Le scénario respect l’absence de sensiblerie qui caractérise le récit du narrateur, soit un regard presque clinique posé sur cette vie qui se déroule dans les ruines de la vielle ville. Les monologues tragiques, par moments inspirés d’Eschyle, révèlent à la fois une rage retenue alors que tout un défilé de personnages russes et allemands passent dans les différents appartements de la maison grâce à ce témoignage pénible mais fascinant. Il est vrai qu’ensemble de ces multiples voix scéniques soumis aux horreurs de la guerre, aux bruits assourdissants qui font craquer l’immeuble et paralyser les comédiennes, incarnent la destruction du monde, la fin d’un univers alors que la simple lecture du texte aurait pu procurer une expérience moins dramatique mais plus authentique.

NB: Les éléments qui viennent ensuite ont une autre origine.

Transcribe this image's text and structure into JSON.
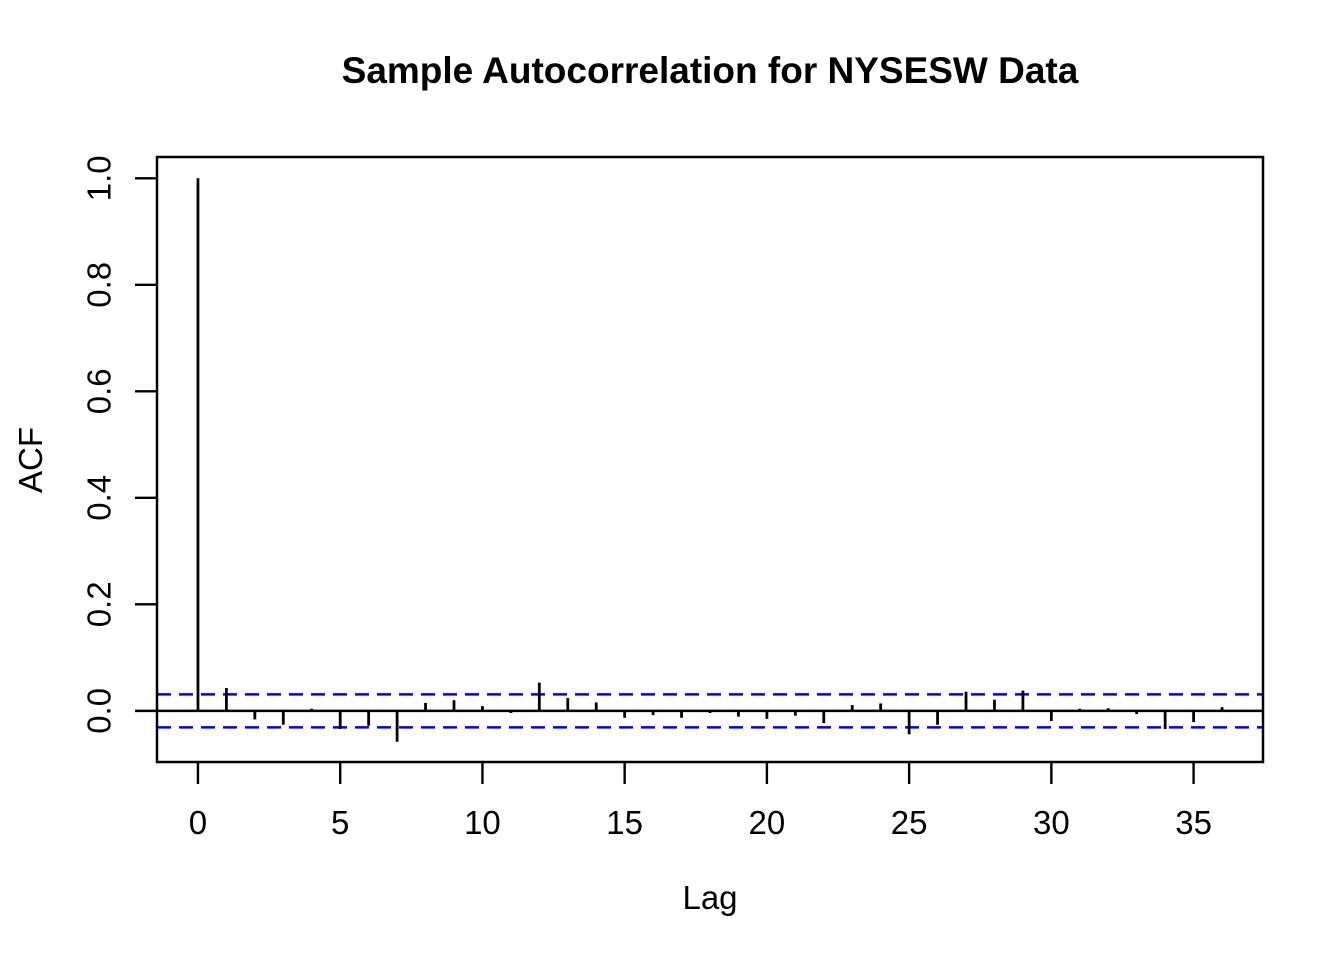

Avouons-le que cette forme d’ hyperréalisme grotesque d’un paysage peuplé de morts, où les ombres se déplaçant dans le brouillard épais, est surtout un excellent spectacle visuel. Mais ce discours scénique, est-il vraiment nécessaire pour rendre le fond de cette souffrance, pour dénoncer ces actes insupportables, pour faire ressentir ce que cette femme a vécue? N’est-ce pas que la lecture intime de ces 387 pages remplies de pages lucides et presque glaciales, donnerait à un lecteur qui traverse seul le livre, des impressions beaucoup plus fortes? Les astuces de la mise en scène ( grondements des avions, vrombissements des machines, figures obscures plongées dans le brouillard qui écrasent les comédiennes, ombres monstrueux et cauchemardesque projetés contre le fond de la scène, jeux « hyperréalistes » entre les comédiens qui miment les rencontres sexuelles) m’ont paru presque superflues par rapport au « dire », aux témoins, aux paroles proférées par celle qui a vécu toute cette horrible expérience. Il faut lire le texte, c’est tout!

Chacun y apporte une vision très personnelle devant ce monde et autant que j’ai aimé le travail collectif de la troupe et que j’admire le projet global de la metteure-en-scène, autant j’ai eu l’impression que l’essentiel du propos fut noyé par un travail qui a voulu trop montrer.

Une femme à Berlin, une production Sibyllines, une coproduction de l’Espace Go (Montréal) et du théâtre francais du Centre national des Arts (Ottawa); du 30 novembre au 3 décembre, CNA, Ottawa.